The whole medication vs insomnia battle really sucks; the meds are either so strong that I’m barely conscious in the daylight hours, or so weak I might as well be swallowing chalk pills. The only med that hit the right spot in the middle was zopiclone (/Imovane/Zimovane), but I’m not trusted with it in case I overdose. Grrr.

With this all established, my psychiatrist sat back and said we should think about what the next step is. When I see her in two months time, if the mirtazapine hasn’t helped much she wants to add in aripriprazole (/Abilify), an antipsychotic. After my bad experiences of olanzapine (/Zyprexa), quetiapine (/Seroquel) and risperidone (Risperdal) I had sworn I never wanted to touch an antipsychotic again, so we’ll see how I feel if it is decided this med is necessary.

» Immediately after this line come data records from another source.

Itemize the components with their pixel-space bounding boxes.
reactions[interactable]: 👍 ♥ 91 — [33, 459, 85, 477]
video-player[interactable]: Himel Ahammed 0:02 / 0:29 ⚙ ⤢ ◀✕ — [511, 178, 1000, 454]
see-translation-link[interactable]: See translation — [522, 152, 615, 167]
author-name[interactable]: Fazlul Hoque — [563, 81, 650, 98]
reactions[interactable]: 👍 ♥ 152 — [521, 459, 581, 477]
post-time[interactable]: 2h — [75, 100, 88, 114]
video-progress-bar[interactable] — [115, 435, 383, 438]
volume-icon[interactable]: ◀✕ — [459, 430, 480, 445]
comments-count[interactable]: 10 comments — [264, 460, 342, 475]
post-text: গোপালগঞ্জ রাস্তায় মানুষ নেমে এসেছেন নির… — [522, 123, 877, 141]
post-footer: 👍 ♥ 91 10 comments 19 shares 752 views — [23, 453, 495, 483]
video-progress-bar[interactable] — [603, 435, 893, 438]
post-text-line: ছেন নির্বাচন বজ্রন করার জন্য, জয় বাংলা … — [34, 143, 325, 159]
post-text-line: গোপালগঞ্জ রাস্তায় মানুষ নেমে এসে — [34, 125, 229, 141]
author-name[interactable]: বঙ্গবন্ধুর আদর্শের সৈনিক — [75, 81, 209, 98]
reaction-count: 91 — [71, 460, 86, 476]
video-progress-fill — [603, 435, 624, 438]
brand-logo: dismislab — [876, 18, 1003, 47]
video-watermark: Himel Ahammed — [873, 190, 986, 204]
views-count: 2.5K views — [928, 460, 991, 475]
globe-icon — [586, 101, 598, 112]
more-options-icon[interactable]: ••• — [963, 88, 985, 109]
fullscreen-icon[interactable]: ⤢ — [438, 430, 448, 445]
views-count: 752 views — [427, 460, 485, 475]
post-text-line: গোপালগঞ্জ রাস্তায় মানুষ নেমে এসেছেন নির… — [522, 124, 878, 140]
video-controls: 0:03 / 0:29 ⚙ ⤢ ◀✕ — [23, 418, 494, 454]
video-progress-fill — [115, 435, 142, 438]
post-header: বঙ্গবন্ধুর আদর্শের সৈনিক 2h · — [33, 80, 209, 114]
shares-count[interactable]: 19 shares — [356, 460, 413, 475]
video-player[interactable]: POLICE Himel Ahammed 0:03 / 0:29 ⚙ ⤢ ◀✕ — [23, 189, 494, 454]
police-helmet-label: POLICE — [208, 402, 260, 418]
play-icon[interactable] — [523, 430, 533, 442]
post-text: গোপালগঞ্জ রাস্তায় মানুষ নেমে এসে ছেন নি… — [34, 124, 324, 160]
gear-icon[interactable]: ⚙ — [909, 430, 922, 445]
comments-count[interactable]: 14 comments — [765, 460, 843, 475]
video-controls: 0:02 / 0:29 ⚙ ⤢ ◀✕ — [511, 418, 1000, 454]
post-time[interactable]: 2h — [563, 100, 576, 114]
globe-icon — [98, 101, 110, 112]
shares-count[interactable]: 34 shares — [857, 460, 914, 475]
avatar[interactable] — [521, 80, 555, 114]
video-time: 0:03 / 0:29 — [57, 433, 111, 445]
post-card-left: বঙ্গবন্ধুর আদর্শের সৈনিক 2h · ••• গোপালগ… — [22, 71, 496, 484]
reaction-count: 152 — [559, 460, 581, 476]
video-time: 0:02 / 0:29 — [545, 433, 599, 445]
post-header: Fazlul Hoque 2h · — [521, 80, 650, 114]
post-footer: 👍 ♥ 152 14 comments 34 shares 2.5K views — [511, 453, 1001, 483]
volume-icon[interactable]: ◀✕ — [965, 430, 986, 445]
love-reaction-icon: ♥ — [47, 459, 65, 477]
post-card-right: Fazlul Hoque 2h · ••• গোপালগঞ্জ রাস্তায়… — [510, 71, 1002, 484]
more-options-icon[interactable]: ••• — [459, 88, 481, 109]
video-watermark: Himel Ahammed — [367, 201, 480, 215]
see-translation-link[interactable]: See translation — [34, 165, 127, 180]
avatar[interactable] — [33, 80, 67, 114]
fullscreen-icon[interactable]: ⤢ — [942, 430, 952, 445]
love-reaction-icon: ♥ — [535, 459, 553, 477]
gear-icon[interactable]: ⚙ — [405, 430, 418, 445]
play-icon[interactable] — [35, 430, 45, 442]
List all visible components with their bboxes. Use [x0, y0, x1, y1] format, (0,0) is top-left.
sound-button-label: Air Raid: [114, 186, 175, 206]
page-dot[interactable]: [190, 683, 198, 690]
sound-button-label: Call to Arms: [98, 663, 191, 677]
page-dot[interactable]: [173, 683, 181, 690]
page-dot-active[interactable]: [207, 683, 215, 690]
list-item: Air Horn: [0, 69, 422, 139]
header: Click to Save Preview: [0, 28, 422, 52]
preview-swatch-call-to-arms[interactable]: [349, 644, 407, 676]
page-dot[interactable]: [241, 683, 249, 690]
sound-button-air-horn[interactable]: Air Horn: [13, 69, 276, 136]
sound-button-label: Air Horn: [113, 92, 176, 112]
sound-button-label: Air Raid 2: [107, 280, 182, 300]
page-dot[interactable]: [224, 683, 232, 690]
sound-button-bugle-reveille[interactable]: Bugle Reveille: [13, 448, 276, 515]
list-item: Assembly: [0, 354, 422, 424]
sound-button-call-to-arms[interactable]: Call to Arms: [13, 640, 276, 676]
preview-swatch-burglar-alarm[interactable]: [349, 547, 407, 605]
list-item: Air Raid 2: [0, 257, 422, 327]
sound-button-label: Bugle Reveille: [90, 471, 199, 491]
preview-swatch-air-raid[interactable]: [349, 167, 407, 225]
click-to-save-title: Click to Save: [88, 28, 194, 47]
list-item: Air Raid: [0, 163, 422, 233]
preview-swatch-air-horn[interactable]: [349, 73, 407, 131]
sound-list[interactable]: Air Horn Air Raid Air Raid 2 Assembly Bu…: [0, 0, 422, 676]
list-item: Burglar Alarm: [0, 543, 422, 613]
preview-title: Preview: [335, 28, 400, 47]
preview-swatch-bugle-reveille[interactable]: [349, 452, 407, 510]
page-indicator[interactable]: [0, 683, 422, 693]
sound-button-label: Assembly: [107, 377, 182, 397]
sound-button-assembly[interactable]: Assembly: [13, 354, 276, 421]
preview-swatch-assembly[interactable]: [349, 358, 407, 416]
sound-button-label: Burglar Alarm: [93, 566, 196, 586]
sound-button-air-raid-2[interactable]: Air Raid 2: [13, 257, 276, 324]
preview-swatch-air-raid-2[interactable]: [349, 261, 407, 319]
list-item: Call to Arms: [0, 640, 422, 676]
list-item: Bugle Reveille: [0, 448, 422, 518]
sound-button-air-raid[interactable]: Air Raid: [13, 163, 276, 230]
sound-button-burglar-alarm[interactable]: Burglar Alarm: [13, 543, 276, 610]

And then my psychiatrist said she wanted to say something that might horrify me…that I should consider ECT. I’ve read enough blogs on WordPress to know that for all the scary assumptions we hold about it, it can have it’s good points, and my doc was quite encouraged when I didn’t immediately say no. She reckons it’s really underused, especially with patients like me who are managing to function, but are having a miserable time of it. 

Apparently I should also consider ketamine infusion therapy, because a UK trial has just finished and found some patients respond really well, so it’s opening up to referrals. And yes, that’s ketamine as in the horse tranquilliser/Class B drug, but used at a much smaller dose. 

I was a bit shocked by these suggestions – I’d thought that ECT especially was for very severe cases of depression, but now I know that’s not true (..and I’ve been reminded that my diagnosis is ‘severe depression’). I’m not exactly shut against the suggestion of having ECT, but the memory loss bothers me. I’d also have to have it as an outpatient because the hospital is really short on beds, but I’d need to have someone to care for me for 24 hours, and that’s not an option. 

With the ketamine infusion idea, I was pretty skeptical, but having looked up the details of the study etc I’m actually kind of intrigued. But, hopefully none of this will be necessary because the mirtazapine will help. Or the aripriprazole if it comes to that.

All in all, it wasn’t a bad meeting. I really like this psychiatrist (and yes, I realise that means she’ll be next on the list to disappear off somewhere else), because she is nice, but not too nice, and she clearly knows her stuff (not surprising given she’s a consultant psychiatrist). The loss of Nurse L was mentioned in passing – as I suspected there will be no replacement, and I have no interest in asking for one. My GP won’t be happy because she specifically told me to ask about it because she thinks it makes me safer (true), but letting someone else in is also dangerous in it’s own way.

We’re already rocking the med boat, so lets leave the rest alone, at least for now.